There are inherent advantages due to my professional role in society. A silent immunity due to my identity. I know it.
But this also allows me an opportunity to provide access to opportunities to those that don’t. For me, harbouring this immunity for individual pursuit alone does not make any sense. Even attempting to figure out what use it can serve, a more worthwhile exercise.
Failing to acknowledge the power these privileges award erodes the possibilities of ability. It allows opportunities to take a stance. With thought, word, and action, we shoulder the responsibility for each other’s experiences.
I want to tell myself that I grew up disadvantaged so that I can relate to society as a whole—but that would be a lie.
My parents put me on my first plane when I was four years old. I could choose what career I wanted to pursue and change my path if I wanted. We were never hungry, had a roof to live under, and were always cared for by my immediate and extended family.
My grandparents and parents worked hard and did not have inexhaustible wealth, but my brother and I had the privilege of a stable household. My parents could have chosen to put their life savings into moving countries. Many people don’t get this choice.
For a long time, I didn’t realise these privileges that I continue to draw upon. But if I didn’t have them, I would have—and therein lies the nature of privilege.
We are blind to the privileges we have until we self-reflect or someone points it out. And when this does happen, it can be a huge burden to own up to it because it is uncomfortable. Then as time passes, we become more aware.
A realisation begins to dawn that there is no competition or title. No race for the next slumdog millionaire—or any such compelling metaphor to express deprivation. But even if there were, we would want no part in it.
Acknowledging privilege can help create room.

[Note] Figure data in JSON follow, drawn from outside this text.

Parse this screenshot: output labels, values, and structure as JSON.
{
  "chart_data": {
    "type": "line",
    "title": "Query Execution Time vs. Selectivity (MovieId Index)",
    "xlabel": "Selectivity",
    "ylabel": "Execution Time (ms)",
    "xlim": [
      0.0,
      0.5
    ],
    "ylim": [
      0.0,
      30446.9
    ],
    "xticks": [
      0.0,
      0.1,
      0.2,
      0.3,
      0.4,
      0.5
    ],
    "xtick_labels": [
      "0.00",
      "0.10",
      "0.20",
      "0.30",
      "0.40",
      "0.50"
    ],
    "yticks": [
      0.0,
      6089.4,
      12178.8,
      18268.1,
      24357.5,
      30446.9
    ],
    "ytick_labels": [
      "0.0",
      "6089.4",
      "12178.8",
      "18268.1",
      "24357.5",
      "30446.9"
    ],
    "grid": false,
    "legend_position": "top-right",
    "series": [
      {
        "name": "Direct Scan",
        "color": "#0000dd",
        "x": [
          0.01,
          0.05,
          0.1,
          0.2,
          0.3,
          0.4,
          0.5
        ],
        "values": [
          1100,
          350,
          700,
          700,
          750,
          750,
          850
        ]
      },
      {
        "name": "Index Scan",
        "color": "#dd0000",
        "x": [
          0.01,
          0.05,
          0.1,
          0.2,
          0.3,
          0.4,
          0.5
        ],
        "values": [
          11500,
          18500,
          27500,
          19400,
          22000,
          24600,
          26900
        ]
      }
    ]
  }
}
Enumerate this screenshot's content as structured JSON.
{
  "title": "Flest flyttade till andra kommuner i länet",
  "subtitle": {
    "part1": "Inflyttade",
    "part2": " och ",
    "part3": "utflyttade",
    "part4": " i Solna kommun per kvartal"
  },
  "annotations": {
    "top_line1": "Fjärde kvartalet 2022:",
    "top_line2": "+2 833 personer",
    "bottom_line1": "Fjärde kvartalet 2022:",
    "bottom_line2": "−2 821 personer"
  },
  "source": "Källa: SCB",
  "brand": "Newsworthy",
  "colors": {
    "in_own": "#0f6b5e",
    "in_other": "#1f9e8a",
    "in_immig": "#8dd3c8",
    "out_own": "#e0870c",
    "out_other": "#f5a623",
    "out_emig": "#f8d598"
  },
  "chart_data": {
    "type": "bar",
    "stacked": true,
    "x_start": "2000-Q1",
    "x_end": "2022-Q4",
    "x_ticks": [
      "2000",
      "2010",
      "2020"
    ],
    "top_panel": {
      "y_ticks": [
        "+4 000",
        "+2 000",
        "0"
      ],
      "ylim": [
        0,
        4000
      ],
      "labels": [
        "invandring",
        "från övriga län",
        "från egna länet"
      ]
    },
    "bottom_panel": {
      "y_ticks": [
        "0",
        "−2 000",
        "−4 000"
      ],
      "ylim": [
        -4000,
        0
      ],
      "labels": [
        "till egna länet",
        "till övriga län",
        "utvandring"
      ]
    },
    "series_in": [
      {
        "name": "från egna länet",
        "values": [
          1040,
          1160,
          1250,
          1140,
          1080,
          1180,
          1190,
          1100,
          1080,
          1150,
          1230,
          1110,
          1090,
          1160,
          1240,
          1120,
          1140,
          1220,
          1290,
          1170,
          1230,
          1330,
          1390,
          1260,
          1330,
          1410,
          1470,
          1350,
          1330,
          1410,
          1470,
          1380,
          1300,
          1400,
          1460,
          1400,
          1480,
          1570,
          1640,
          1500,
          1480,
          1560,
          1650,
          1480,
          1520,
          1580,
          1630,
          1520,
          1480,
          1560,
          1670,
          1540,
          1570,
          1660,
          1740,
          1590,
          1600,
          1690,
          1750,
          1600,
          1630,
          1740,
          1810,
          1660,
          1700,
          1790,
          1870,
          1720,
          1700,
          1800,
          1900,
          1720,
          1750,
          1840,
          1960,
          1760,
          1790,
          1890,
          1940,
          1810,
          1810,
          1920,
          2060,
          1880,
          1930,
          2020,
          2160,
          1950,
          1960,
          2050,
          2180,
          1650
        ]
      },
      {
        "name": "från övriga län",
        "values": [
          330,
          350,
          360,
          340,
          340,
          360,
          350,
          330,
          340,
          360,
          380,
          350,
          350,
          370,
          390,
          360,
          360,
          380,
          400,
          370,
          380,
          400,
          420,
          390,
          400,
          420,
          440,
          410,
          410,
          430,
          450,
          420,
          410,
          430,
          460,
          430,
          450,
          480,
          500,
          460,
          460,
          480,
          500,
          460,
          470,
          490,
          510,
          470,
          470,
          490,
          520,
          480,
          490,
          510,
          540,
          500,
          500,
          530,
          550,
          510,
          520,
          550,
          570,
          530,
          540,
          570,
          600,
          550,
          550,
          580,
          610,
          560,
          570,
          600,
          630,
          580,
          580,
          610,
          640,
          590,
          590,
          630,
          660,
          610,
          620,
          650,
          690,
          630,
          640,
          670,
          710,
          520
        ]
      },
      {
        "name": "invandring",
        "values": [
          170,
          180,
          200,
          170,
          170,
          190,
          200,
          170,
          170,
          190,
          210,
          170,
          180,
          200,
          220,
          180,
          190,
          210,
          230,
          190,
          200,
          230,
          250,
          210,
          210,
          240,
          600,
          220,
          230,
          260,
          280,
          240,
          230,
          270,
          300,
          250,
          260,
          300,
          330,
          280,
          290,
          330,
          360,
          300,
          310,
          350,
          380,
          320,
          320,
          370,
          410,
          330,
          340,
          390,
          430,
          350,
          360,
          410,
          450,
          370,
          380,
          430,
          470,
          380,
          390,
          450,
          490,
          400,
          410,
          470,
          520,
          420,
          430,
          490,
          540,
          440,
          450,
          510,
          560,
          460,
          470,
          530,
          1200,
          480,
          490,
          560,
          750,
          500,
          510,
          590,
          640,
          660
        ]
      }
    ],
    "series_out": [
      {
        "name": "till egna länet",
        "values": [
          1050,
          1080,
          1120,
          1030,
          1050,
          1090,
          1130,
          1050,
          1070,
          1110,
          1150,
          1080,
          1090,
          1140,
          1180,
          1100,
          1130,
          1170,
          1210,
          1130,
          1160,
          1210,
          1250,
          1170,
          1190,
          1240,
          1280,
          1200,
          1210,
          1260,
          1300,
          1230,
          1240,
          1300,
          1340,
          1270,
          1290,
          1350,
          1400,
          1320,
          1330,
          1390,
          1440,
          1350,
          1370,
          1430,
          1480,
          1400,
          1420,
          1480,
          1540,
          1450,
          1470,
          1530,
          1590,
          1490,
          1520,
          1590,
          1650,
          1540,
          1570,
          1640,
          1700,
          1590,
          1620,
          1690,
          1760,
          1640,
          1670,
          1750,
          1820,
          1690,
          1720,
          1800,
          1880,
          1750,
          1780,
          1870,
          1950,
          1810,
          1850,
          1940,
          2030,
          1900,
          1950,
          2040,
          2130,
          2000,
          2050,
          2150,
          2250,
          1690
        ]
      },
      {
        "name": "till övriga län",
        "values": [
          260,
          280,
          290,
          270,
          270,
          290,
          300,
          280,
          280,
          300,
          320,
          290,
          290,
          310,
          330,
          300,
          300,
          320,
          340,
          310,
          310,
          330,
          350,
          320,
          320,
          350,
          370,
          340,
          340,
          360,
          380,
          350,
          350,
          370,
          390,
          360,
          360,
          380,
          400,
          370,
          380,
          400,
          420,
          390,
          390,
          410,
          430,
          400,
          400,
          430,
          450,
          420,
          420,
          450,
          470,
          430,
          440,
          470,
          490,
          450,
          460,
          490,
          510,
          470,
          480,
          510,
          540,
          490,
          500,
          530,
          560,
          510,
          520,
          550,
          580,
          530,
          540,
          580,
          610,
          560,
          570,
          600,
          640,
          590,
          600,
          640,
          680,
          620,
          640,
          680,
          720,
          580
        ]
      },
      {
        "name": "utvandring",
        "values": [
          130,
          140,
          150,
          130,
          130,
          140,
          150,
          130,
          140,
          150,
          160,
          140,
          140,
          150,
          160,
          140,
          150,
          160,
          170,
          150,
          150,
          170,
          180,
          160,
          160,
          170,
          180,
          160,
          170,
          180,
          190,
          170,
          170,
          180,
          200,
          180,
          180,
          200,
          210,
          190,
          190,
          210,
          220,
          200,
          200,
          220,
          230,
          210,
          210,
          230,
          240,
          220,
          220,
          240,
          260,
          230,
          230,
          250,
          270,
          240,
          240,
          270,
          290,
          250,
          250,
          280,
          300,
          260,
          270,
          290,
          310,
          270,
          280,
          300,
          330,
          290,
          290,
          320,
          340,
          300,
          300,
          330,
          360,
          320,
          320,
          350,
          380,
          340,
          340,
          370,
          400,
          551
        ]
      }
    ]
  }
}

Space for those without the same privileges to express themselves—and in doing so, free them of these burdens somewhat.
In my own case, thinking about my own privilege may allow me to use it to enact social change. Learning to name and own my privilege is an aid to creating cultures of freedom and growth within and outside.
Often, I am ashamed of my own privileges and feel a sense of wanting to apologise for them. I have to remind myself that owning my privilege does not discount my own experiences.
Many of us, me included, have titles that allow us opportunities as leaders—be it in our workplaces or as parents and educators.
We all understand the work it has taken us or those before us to get there (thoughts on success, meritocracy, and luck is another topic close to my heart, but that is for another day!).
It is about acknowledging others’ struggles and challenges with empathy.
Owning privilege is more about self-awareness and less about guilt.
By asking myself and my close friends to question the power we hold, we start to dig deep. We have real conversations with each other—in personal and professional spheres. We begin to use our roles for the world at large and embrace change for the better. And these actions and thoughts are not inconsequential, by the way.
Our actions create a significant impact on others that look up to us. In doing so, we start learning from each other.
Maya Angelou once said: “when you know better, you do better.”
Having privilege is not wrong. But not acknowledging it is damaging—because owning our privilege sets others free and allows them room on the same boat and helps to create inclusive communities that allow more parity than not.